Something like 10 years ago, a therapist I was seeing for other reasons told me he thought I had PTSD stemming from religious trauma. I had all the symptoms, he said, and I should think about working on it.
We spent a few sessions talking about me growing up gay in an evangelical church with a preacher dad. But we really weren’t getting anywhere. My dad had been supportive for decades, and in those days I barely paid attention to religious news about LGBTQ issues.
Then at the beginning of one hour-long session, I mentioned a year of sleepless nights I experienced as a small child after watching a film about the Rapture and hell. I told my kindly Episcopal therapist I spent that year afraid to look at the sky, agonizing over the torture I knew almost all human beings who had ever been born were experiencing in hell.
Then the damn burst, manifested as sobs and tears.
Yes, my experiences as a gay teenager in an Evangelical church were bad. Yes, I came within a cat’s whisker of being sent to a conversion-therapy camp. But that stuff didn’t and doesn’t prompt tears of pain.
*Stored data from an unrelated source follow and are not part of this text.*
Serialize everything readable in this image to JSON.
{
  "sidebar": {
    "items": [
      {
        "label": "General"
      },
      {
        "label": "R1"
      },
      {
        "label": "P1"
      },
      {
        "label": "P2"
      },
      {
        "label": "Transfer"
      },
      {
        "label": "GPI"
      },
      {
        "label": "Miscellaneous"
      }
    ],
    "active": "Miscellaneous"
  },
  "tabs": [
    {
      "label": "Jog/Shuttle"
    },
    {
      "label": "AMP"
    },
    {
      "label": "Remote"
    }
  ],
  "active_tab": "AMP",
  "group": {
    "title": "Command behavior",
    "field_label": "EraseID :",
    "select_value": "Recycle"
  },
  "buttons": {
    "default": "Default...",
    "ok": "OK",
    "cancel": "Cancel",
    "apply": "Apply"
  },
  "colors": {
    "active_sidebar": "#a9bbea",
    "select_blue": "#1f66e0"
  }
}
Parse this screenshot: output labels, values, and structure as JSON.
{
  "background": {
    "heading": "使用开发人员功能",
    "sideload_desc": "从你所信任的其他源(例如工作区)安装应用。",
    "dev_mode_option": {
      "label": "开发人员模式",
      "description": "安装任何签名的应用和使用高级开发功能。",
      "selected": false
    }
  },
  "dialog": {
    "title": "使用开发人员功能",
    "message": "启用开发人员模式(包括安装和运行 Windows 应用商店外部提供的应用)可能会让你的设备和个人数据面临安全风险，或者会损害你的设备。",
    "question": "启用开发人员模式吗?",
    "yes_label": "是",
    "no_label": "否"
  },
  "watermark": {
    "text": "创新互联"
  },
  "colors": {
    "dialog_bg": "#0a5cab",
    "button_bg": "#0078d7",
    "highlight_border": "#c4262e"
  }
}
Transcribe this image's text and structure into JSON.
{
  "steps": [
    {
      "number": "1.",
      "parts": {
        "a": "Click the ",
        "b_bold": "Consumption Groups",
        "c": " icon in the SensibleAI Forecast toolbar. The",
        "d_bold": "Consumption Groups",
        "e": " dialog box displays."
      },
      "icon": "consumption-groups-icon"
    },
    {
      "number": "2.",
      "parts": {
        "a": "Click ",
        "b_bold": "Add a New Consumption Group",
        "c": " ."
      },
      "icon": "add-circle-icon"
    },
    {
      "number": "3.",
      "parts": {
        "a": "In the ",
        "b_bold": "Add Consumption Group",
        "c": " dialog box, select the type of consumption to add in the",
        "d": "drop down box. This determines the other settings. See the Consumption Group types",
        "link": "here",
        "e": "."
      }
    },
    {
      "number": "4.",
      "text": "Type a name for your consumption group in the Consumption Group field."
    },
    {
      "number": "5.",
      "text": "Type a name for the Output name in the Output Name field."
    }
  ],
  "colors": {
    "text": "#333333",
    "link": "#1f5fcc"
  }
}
The real trauma for my preacher’s kid’s self came from believing Evangelical doctrine about original sin and eternal torture. As a 10-year-old, I just couldn’t stand it. It wasn’t so much the thought that I might end up being eternally tortured by a vengeful God, but that pretty much everyone else I knew would suffer the flames and the worms.
That’s a horrible thought for a tender 10-year-old, especially when he knows without any doubt that it’s completely true.
Dad told me once when I was 10 or 11 that the only way that he could cope with it was by getting as many people saved as possible. Didn’t help me though, because I couldn’t cope with the idea of a God who would put that responsibility on my dad’s shoulders.
He had a nervous breakdown a few years later, which I feel less reticent about talking about now that he’s passed. His conflict with the religion that he believed in without question played a large role in that. He left the ministry and never returned, but he never stopped believing in a torturing God, which always made me sad, especially since I knew he believed that he and I would be eternally separated.